You would think that an editorial that's subtitled "If the Fed won't tighten up, we'll pay the price" would present a case for why the Fed should abandon the current policy of quantitative easing in favor of something more contractionary. That's what I expected when I turned to the last page of this week's print edition of Barron's, but that's not what found. Instead, Tom Donlan fills most of the page with a story about bonds issued three decades ago, the point of which appears to be that things don't always turn out as you expect. But saying, in short, "shit happens" isn't a compelling argument in favor of any particular policy, much less the one that the editorial piece ostensibly advocates. Does journalism get any lazier?

The article isn't completely free of argument. There is an inkling of one towards the end, where he writes "Wall Street doesn't have a money market; its interest rates reflect Fed policy, as do Main Street consumer prices." Now this isn't really an argument, but it's the closest Donlan gets to the kind of writing one expects in a piece advocating a Fed policy change. The dependent clause -- "as do Main Street consumer prices" -- is an assertion. And it's not false; Fed rates and the state of the economy as a whole are correlated. When the economy overheats, the Fed raises interest rates, and there's a recession of some magnitude. The Fed eventually responds by lowering rates, which lets economic growth resume. That's the standard picture.

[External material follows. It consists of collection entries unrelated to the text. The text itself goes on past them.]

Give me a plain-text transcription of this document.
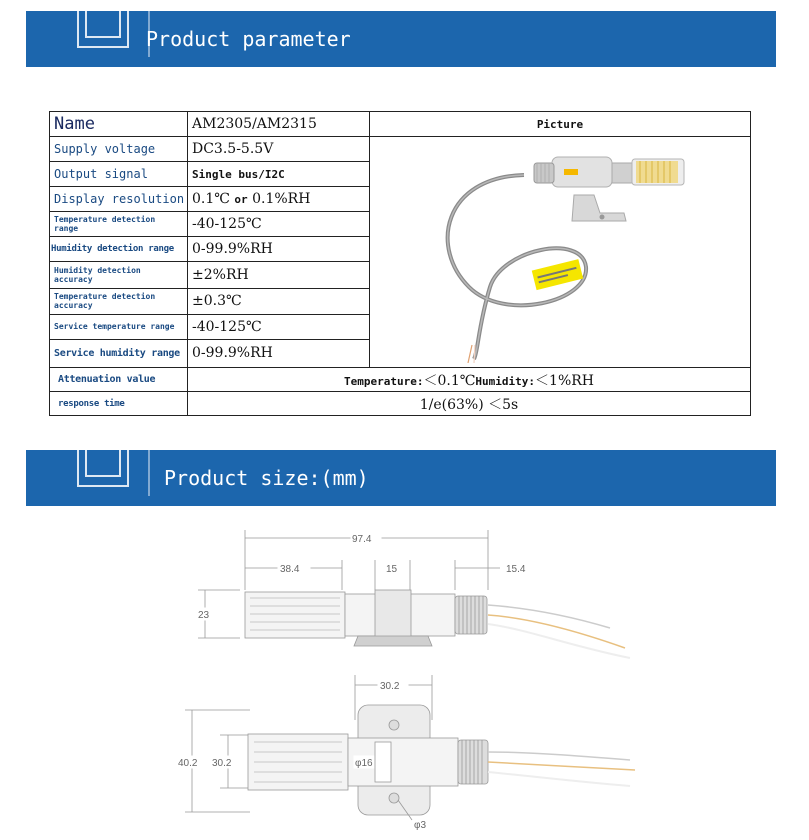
Product parameter
Name	AM2305/AM2315	Picture
Supply voltage	DC3.5-5.5V	
Output signal	Single bus/I2C	
Display resolution	0.1℃ or 0.1%RH	
Temperature detection range	-40-125℃	
Humidity detection range	0-99.9%RH	
Humidity detection accuracy	±2%RH	
Temperature detection accuracy	±0.3℃	
Service temperature range	-40-125℃	
Service humidity range	0-99.9%RH	
Attenuation value	Temperature:＜0.1℃Humidity:＜1%RH	
response time	1/e(63%) ＜5s	
Product size:(mm)
97.4
38.4	15	15.4
23
30.2
40.2 30.2	φ16
φ3
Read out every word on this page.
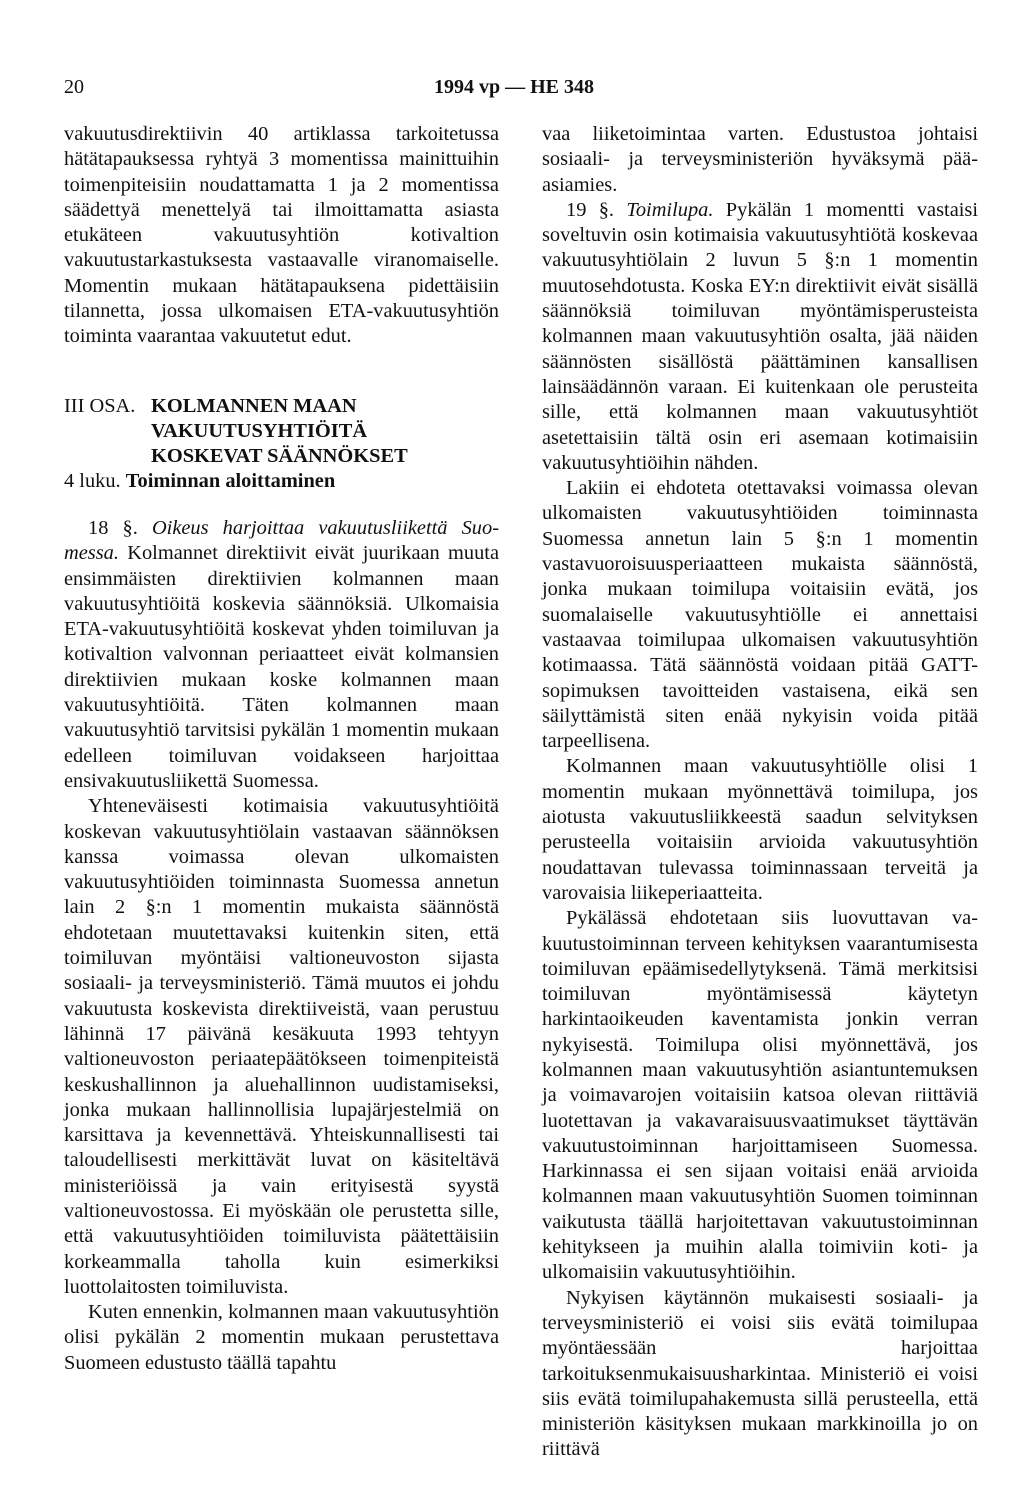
20	1994 vp — HE 348

vakuutusdirektiivin 40 artiklassa tarkoitetussa hätätapauksessa ryhtyä 3 momentissa mainittuihin toimenpiteisiin noudattamatta 1 ja 2 momentissa säädettyä menettelyä tai ilmoittamatta asiasta etukäteen vakuutusyhtiön kotivaltion vakuutustarkastuksesta vastaavalle viranomaiselle. Momentin mukaan hätätapauksena pidettäisiin tilannetta, jossa ulkomaisen ETA-vakuutusyhtiön toiminta vaarantaa vakuutetut edut.

III OSA. KOLMANNEN MAAN
VAKUUTUSYHTIÖITÄ
KOSKEVAT SÄÄNNÖKSET

4 luku. Toiminnan aloittaminen

18 §. Oikeus harjoittaa vakuutusliikettä Suomessa. Kolmannet direktiivit eivät juurikaan muuta ensimmäisten direktiivien kolmannen maan vakuutusyhtiöitä koskevia säännöksiä. Ulkomaisia ETA-vakuutusyhtiöitä koskevat yhden toimiluvan ja kotivaltion valvonnan periaatteet eivät kolmansien direktiivien mukaan koske kolmannen maan vakuutusyhtiöitä. Täten kolmannen maan vakuutusyhtiö tarvitsisi pykälän 1 momentin mukaan edelleen toimiluvan voidakseen harjoittaa ensivakuutusliikettä Suomessa.

Yhteneväisesti kotimaisia vakuutusyhtiöitä koskevan vakuutusyhtiölain vastaavan säännöksen kanssa voimassa olevan ulkomaisten vakuutusyhtiöiden toiminnasta Suomessa annetun lain 2 §:n 1 momentin mukaista säännöstä ehdotetaan muutettavaksi kuitenkin siten, että toimiluvan myöntäisi valtioneuvoston sijasta sosiaali- ja terveysministeriö. Tämä muutos ei johdu vakuutusta koskevista direktiiveistä, vaan perustuu lähinnä 17 päivänä kesäkuuta 1993 tehtyyn valtioneuvoston periaatepäätökseen toimenpiteistä keskushallinnon ja aluehallinnon uudistamiseksi, jonka mukaan hallinnollisia lupajärjestelmiä on karsittava ja kevennettävä. Yhteiskunnallisesti tai taloudellisesti merkittävät luvat on käsiteltävä ministeriöissä ja vain erityisestä syystä valtioneuvostossa. Ei myöskään ole perustetta sille, että vakuutusyhtiöiden toimiluvista päätettäisiin korkeammalla taholla kuin esimerkiksi luottolaitosten toimiluvista.

Kuten ennenkin, kolmannen maan vakuutusyhtiön olisi pykälän 2 momentin mukaan perustettava Suomeen edustusto täällä tapahtu

vaa liiketoimintaa varten. Edustustoa johtaisi sosiaali- ja terveysministeriön hyväksymä pääasiamies.

19 §. Toimilupa. Pykälän 1 momentti vastaisi soveltuvin osin kotimaisia vakuutusyhtiötä koskevaa vakuutusyhtiölain 2 luvun 5 §:n 1 momentin muutosehdotusta. Koska EY:n direktiivit eivät sisällä säännöksiä toimiluvan myöntämisperusteista kolmannen maan vakuutusyhtiön osalta, jää näiden säännösten sisällöstä päättäminen kansallisen lainsäädännön varaan. Ei kuitenkaan ole perusteita sille, että kolmannen maan vakuutusyhtiöt asetettaisiin tältä osin eri asemaan kotimaisiin vakuutusyhtiöihin nähden.

Lakiin ei ehdoteta otettavaksi voimassa olevan ulkomaisten vakuutusyhtiöiden toiminnasta Suomessa annetun lain 5 §:n 1 momentin vastavuoroisuusperiaatteen mukaista säännöstä, jonka mukaan toimilupa voitaisiin evätä, jos suomalaiselle vakuutusyhtiölle ei annettaisi vastaavaa toimilupaa ulkomaisen vakuutusyhtiön kotimaassa. Tätä säännöstä voidaan pitää GATT-sopimuksen tavoitteiden vastaisena, eikä sen säilyttämistä siten enää nykyisin voida pitää tarpeellisena.

Kolmannen maan vakuutusyhtiölle olisi 1 momentin mukaan myönnettävä toimilupa, jos aiotusta vakuutusliikkeestä saadun selvityksen perusteella voitaisiin arvioida vakuutusyhtiön noudattavan tulevassa toiminnassaan terveitä ja varovaisia liikeperiaatteita.

Pykälässä ehdotetaan siis luovuttavan vakuutustoiminnan terveen kehityksen vaarantumisesta toimiluvan epäämisedellytyksenä. Tämä merkitsisi toimiluvan myöntämisessä käytetyn harkintaoikeuden kaventamista jonkin verran nykyisestä. Toimilupa olisi myönnettävä, jos kolmannen maan vakuutusyhtiön asiantuntemuksen ja voimavarojen voitaisiin katsoa olevan riittäviä luotettavan ja vakavaraisuusvaatimukset täyttävän vakuutustoiminnan harjoittamiseen Suomessa. Harkinnassa ei sen sijaan voitaisi enää arvioida kolmannen maan vakuutusyhtiön Suomen toiminnan vaikutusta täällä harjoitettavan vakuutustoiminnan kehitykseen ja muihin alalla toimiviin koti- ja ulkomaisiin vakuutusyhtiöihin.

Nykyisen käytännön mukaisesti sosiaali- ja terveysministeriö ei voisi siis evätä toimilupaa myöntäessään harjoittaa tarkoituksenmukaisuusharkintaa. Ministeriö ei voisi siis evätä toimilupahakemusta sillä perusteella, että ministeriön käsityksen mukaan markkinoilla jo on riittävä
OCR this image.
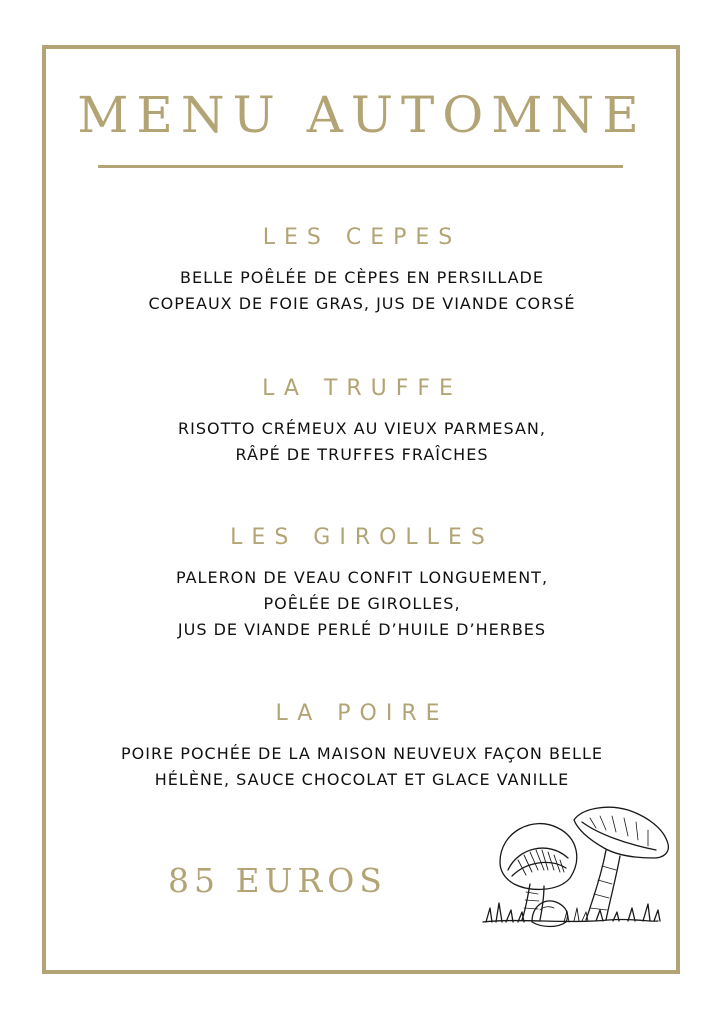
MENU AUTOMNE
LES CEPES

BELLE POÊLÉE DE CÈPES EN PERSILLADE
COPEAUX DE FOIE GRAS, JUS DE VIANDE CORSÉ

LA TRUFFE

RISOTTO CRÉMEUX AU VIEUX PARMESAN,
RÂPÉ DE TRUFFES FRAÎCHES

LES GIROLLES

PALERON DE VEAU CONFIT LONGUEMENT,
POÊLÉE DE GIROLLES,
JUS DE VIANDE PERLÉ D’HUILE D’HERBES

LA POIRE

POIRE POCHÉE DE LA MAISON NEUVEUX FAÇON BELLE
HÉLÈNE, SAUCE CHOCOLAT ET GLACE VANILLE

85 EUROS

From there, though, it just gets childish:

It's easy to imagine that inflation is irrelevant to a U.S. economy that's posting the lowest increases in consumer prices in 44 years. But "imagination is funny; it makes a cloudy day sunny," as Johnny Burke wrote for Frank Sinatra in 1940.

Sunny days of low inflation won't last.

And it would be easier for us to imagine that what he says actually matters if Donlan had bothered to make an argument. Low inflation won't last. So what? When inflation becomes palpable to Fed policy makers, they'll raise interest rates. But if there's no sign of inflation now, what reason is there for Fed policy to become contractionary now? Hello?

UPDATE: The New York Fed chairman disagrees with Donlan too.